The three key questions to support risk mitigation are: How can organizations reduce exposure to the risks they have identified? Does the organization have a good system in place for timely warning and action? How can the organization limit damage when something bad happens?
Risk mitigation could be done through dispersing key assets, creating a surge capacity and slack in the supply chain and working with others in the industry to share political risk assessment and mitigation strategies.
Is the organization capitalizing on near misses? Despite the fact that all organizations want to learn from failure, few organizations learn from incidences that could have ended badly (near misses). These near misses could be signs of system vulnerabilities.
Is the organization reacting effectively to crises? The five steps of global crisis management are: assessing the situation, activating a response team, leading with values, telling your story honestly and not fanning the flames. The multiple audiences during crisis response often affect each other.
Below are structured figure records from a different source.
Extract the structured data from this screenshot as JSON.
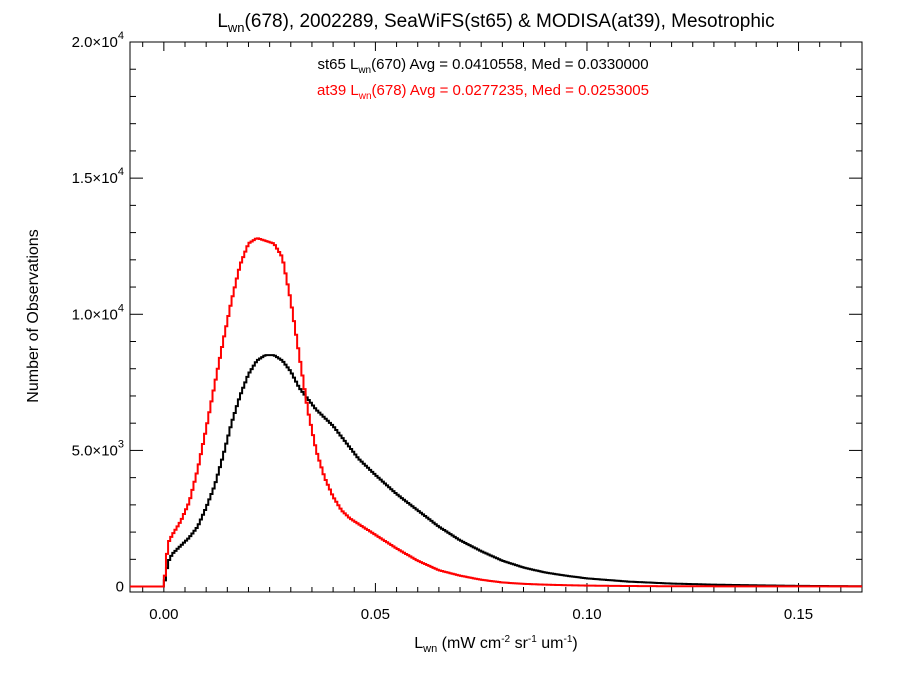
{
  "chart_data": {
    "type": "line",
    "title": {
      "main": "L",
      "main_sub": "wn",
      "rest": "(678), 2002289, SeaWiFS(st65) & MODISA(at39), Mesotrophic"
    },
    "xlabel": {
      "main": "L",
      "sub": "wn",
      "mid": " (mW cm",
      "sup1": "-2",
      "mid2": " sr",
      "sup2": "-1",
      "mid3": " um",
      "sup3": "-1",
      "end": ")"
    },
    "ylabel": "Number of Observations",
    "xlim": [
      -0.008,
      0.165
    ],
    "ylim": [
      -200,
      20000
    ],
    "x_ticks": [
      {
        "value": 0.0,
        "label": "0.00"
      },
      {
        "value": 0.05,
        "label": "0.05"
      },
      {
        "value": 0.1,
        "label": "0.10"
      },
      {
        "value": 0.15,
        "label": "0.15"
      }
    ],
    "y_ticks": [
      {
        "value": 0,
        "label": "0",
        "exp": ""
      },
      {
        "value": 5000,
        "label": "5.0×10",
        "exp": "3"
      },
      {
        "value": 10000,
        "label": "1.0×10",
        "exp": "4"
      },
      {
        "value": 15000,
        "label": "1.5×10",
        "exp": "4"
      },
      {
        "value": 20000,
        "label": "2.0×10",
        "exp": "4"
      }
    ],
    "grid": false,
    "annotations": [
      {
        "prefix": "st65 L",
        "sub": "wn",
        "rest": "(670) Avg = 0.0410558, Med = 0.0330000",
        "color": "#000000"
      },
      {
        "prefix": "at39 L",
        "sub": "wn",
        "rest": "(678) Avg = 0.0277235, Med = 0.0253005",
        "color": "#ff0000"
      }
    ],
    "series": [
      {
        "color": "#000000",
        "style": "step",
        "x": [
          0.0,
          0.001,
          0.002,
          0.004,
          0.006,
          0.008,
          0.01,
          0.012,
          0.014,
          0.016,
          0.018,
          0.02,
          0.022,
          0.024,
          0.026,
          0.028,
          0.03,
          0.032,
          0.034,
          0.036,
          0.038,
          0.04,
          0.042,
          0.044,
          0.046,
          0.048,
          0.05,
          0.055,
          0.06,
          0.065,
          0.07,
          0.075,
          0.08,
          0.085,
          0.09,
          0.095,
          0.1,
          0.11,
          0.12,
          0.13,
          0.14,
          0.15,
          0.16,
          0.165
        ],
        "y": [
          0,
          900,
          1200,
          1500,
          1800,
          2200,
          2900,
          3700,
          4800,
          6000,
          7000,
          7800,
          8300,
          8500,
          8500,
          8300,
          7900,
          7300,
          6900,
          6500,
          6200,
          5900,
          5500,
          5100,
          4700,
          4400,
          4100,
          3400,
          2800,
          2200,
          1700,
          1300,
          950,
          700,
          520,
          400,
          300,
          180,
          110,
          70,
          45,
          25,
          15,
          10
        ]
      },
      {
        "color": "#ff0000",
        "style": "step",
        "x": [
          0.0,
          0.001,
          0.002,
          0.004,
          0.006,
          0.008,
          0.01,
          0.012,
          0.014,
          0.016,
          0.018,
          0.02,
          0.022,
          0.024,
          0.026,
          0.028,
          0.03,
          0.032,
          0.034,
          0.036,
          0.038,
          0.04,
          0.042,
          0.044,
          0.046,
          0.048,
          0.05,
          0.055,
          0.06,
          0.065,
          0.07,
          0.075,
          0.08,
          0.085,
          0.09,
          0.095,
          0.1,
          0.11,
          0.12,
          0.165
        ],
        "y": [
          0,
          1600,
          1900,
          2400,
          3100,
          4300,
          5800,
          7400,
          9000,
          10500,
          11800,
          12600,
          12800,
          12700,
          12600,
          12100,
          10500,
          8500,
          6500,
          5000,
          4000,
          3300,
          2800,
          2500,
          2300,
          2100,
          1900,
          1400,
          950,
          600,
          400,
          250,
          150,
          100,
          70,
          50,
          35,
          20,
          10,
          5
        ]
      }
    ]
  }
}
These audiences could include: journalists, activists, elected officials, federal regulators and law enforcement agencies. These audiences could further generate new risks and make the situation worse. Organizations should thus manage the dynamic among the interested parties.
Is it developing mechanisms for continuous learning? The best crisis response systems institute feedback loops for learning before disasters strike. This lowers the odds that a crisis will occur and further improve the response in the event one does. A case in point is how elite football team coaches review game tapes, make midgame adjustments and reshuffle the lineups for better matches. It should be noted that organizational performance will either get better or worse, but not stay the same. Organizations should therefore assess what to keep doing, what to stop doing and what to start doing. They should also identify inspirational approaches to motivate everyone along the journey.
Because it is not possible to foresee political risk, management teams should not rely on pure guesswork. The four framework steps could thus guide political risk management activities by businesses. These effective organizations take political risks seriously, approach it systematically with humility and lead from the top. Chandarana foodplus could either adopt an in-house risk management team, outsource risk management services or use a hybrid system to learn from this marketing goof and prevent future recurrence.